A Itália saiu das eleições parlamentares simetricamente dividida entre a esquerda e a direita, repetindo o que aconteceu na Alemanha em setembro do ano passado. Na mais acirrada disputa eleitoral desde a implantação da República, em 1946, a coalizão de centro-esquerda L’Unione (A União), liderada por Romano Prodi, venceu a Casa delle Libertà (Casa das Liberdades), de centro-direita, do atual primeiro-ministro Silvio Berlusconi. A vitória se deu pela ínfima margem de 0,1 ponto porcentual. Cerca de 83% dos eleitores compareceram às urnas, um índice muito elevado num país onde o voto não é obrigatório. No Senado, o fiel da balança foram os oriundi, cidadãos de ascendência italiana que adquiriram cidadania, mas residem no exterior, como no Brasil, e que votaram pela primeira vez: quatro dos seis senadores eleitos pelos filhos e netos de emigrantes são partidários de Prodi.

Il professore, como Prodi é conhecido, é o oposto do errático e bufão Berlusconi. Sem ser brilhante ou carismático, esse acadêmico e jornalista de 67 anos é comedido e tem uma reputação inatacável. Ele é católico, casado e tem dois filhos. Formado pela London School of Economics (com passagem por Harvard), Prodi é egresso do setor progressista da Democracia Cristã, partido centrista que governou a Itália quase ininterruptamente entre 1946 e 1990. Chefiou o primeiro governo de esquerda da Itália do pós-guerra (1996-1998) e presidiu a Comissão Européia.

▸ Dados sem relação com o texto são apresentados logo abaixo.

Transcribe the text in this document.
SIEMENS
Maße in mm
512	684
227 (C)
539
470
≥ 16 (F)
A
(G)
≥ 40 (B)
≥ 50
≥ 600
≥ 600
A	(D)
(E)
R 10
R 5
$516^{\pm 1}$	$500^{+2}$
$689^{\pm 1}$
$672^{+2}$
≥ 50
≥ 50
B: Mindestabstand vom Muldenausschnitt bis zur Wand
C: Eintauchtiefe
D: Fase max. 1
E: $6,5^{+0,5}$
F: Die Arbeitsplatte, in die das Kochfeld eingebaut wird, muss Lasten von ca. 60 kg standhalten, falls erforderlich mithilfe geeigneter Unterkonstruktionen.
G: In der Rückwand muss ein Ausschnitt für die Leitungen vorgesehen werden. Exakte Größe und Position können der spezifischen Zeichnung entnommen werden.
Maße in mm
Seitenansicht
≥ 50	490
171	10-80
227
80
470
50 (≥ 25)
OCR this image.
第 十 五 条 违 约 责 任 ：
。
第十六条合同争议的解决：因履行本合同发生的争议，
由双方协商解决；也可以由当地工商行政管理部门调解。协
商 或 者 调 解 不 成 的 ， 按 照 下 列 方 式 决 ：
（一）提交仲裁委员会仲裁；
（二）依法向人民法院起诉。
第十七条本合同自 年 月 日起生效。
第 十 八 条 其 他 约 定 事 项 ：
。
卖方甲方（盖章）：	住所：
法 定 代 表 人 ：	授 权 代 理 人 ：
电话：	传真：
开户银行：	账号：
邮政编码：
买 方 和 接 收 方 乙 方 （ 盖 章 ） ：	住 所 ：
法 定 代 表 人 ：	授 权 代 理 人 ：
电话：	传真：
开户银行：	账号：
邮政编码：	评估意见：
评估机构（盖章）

Atualmente, Prodi se tornou a principal estrela da esquerda italiana.

O governo que Prodi vai liderar tomará posse em maio, depois que o Parlamento eleger o sucessor do presidente Carlo Azeglio Ciampi. Até lá, il professore terá de formar o seu gabinete administrando o saco de gatos que é a sua coalizão, formada por ex-comunistas, comunistas ortodoxos, liberais, verdes e independentes. Além disso, com o frágil equilíbrio parlamentar conquistado, não será fácil enfrentar os enormes desafios que tem pela frente. O milionário Berlusconi foi eleito em 2001 prometendo aplicar ao país a fórmula de sucesso com que geriu as suas empresas. Mas, apesar de ter feito o mais longevo e estável governo do pós-guerra, revelou-se um completo fiasco para modernizar o paquidérmico Estado italiano. O resultado é uma economia estagnada nos últimos anos: o crescimento do PIB italiano foi zero em 2005, o déficit orçamentário está além dos padrões estabelecidos pela União Européia e o nível de desemprego é muito alto (8%). Prodi promete estimular a criação de empregos reduzindo custos trabalhistas e contendo o déficit orçamentário, mas isso poderá jogá-lo contra setores mais à esquerda da União. Há mais consenso no plano externo, onde todos concordam que é preciso resgatar o prestígio do país no exterior, abalado por uma política externa excessivamente a favor do modelo que o presidente dos EUA, George W. Bush, imprime ao seu país. Uma das primeiras medidas do novo governo será a retirada de tropas italianas do Iraque. E, de olho nos oriundi que lhe garantiram a vitória, Prodi promete aprofundar as relações com a América Latina, que ele definiu como “continente esquecido” pela política externa italiana.